On a peu ou prou demandé aux sondés : souhaitez-vous achever votre vie dans des douleurs abominables, ou bien préférez-vous mourir sans douleur ? Il est évident que les personnes interrogées répondent préférer la première solution !
Pardonnez-moi d’évoquer mon cas personnel, mais, en trente-cinq ans d’exercice de la médecine, alors que j’ai accompagné des dizaines de patients jusqu’au bout, on ne m’a adressé que trois vraies demandes d’euthanasie active. Pourquoi aussi peu ? Parce que la psychologie change complètement en fin de vie. Quand on est bien portant, on souhaite a priori éviter à tout prix la souffrance en fin de vie, mais je puis vous assurer que, au seuil de la mort, les demandes ne sont plus les mêmes. Je peux le dire d’expérience, ainsi que bon nombre de mes confrères.
En fait, ce que les gens craignent, c’est l’agonie. L’euthanasie est une solution que je qualifierai d’« expéditive ». Les travaux de Philippe Ariès sur l’évolution des mentalités à l’égard de la mort depuis le Moyen Âge jusqu’à nos jours montrent bien que la mort est aujourd’hui complètement rejetée, que l’on cherche à la reléguer, à la masquer. D’ailleurs, on ne meurt plus chez soi que dans 25 % des cas ; on meurt le plus souvent à l’hôpital, parfois en service de réanimation, totalement coupé de l’affection des siens. Ce n’est pas que la réanimation permettrait de soulager une quelconque souffrance : tout simplement, bon nombre de professionnels de santé ne sont pas prêts à accompagner les patients jusqu’au bout.
C’est donc non pas la mort qui fait peur, mais l’agonie. Un sociologue anglo-saxon parle de pornographic death, considérant que la mort a pris une dimension pornographique. On préfère en effet aller mourir en des lieux où « les choses se passent bien ». Les familles elles-mêmes le demandent : « docteur, qu’il ne souffre pas », et surtout : « épargnez-moi la souffrance de l’agonie ».

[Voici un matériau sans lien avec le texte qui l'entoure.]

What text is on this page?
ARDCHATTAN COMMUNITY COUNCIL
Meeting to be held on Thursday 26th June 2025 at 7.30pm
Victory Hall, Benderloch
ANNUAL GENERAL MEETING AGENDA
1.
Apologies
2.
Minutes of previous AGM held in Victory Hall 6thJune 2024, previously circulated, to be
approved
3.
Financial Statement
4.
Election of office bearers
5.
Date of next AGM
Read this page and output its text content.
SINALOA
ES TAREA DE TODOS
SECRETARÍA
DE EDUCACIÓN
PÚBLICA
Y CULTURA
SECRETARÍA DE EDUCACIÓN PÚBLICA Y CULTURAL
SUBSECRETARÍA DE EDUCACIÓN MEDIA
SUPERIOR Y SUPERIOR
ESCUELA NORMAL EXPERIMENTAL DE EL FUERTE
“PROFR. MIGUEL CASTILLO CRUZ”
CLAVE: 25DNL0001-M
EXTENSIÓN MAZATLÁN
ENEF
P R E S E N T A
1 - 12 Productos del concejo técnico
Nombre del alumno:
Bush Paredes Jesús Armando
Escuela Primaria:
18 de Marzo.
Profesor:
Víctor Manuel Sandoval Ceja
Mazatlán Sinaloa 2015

Mon opposition à la solution expéditive que constitue l’euthanasie relève non pas de convictions philosophiques ou religieuses, mais de la pratique, de l’humanité et aussi, j’ose le dire, de la fraternité.
Vous l’avez rappelé, madame la ministre, on meurt mal en France. Si la qualité des soins palliatifs était du niveau que l’on peut attendre dans un pays comme le nôtre, je suis persuadé que le problème de l’euthanasie ne se poserait plus du tout de la même manière.
Enfin, j’ai entendu évoquer des « maladies incurables ». Je ne sais pas ce que recouvre cette notion. Il y a un siècle, le diagnostic de tuberculose équivalait à une condamnation à mort, comme en témoigne l’œuvre de Thomas Mann ; ce n’est plus vrai aujourd’hui.
Bien évidemment, je respecte tout à fait la position des auteurs de ces amendements, mais j’émets un avis défavorable.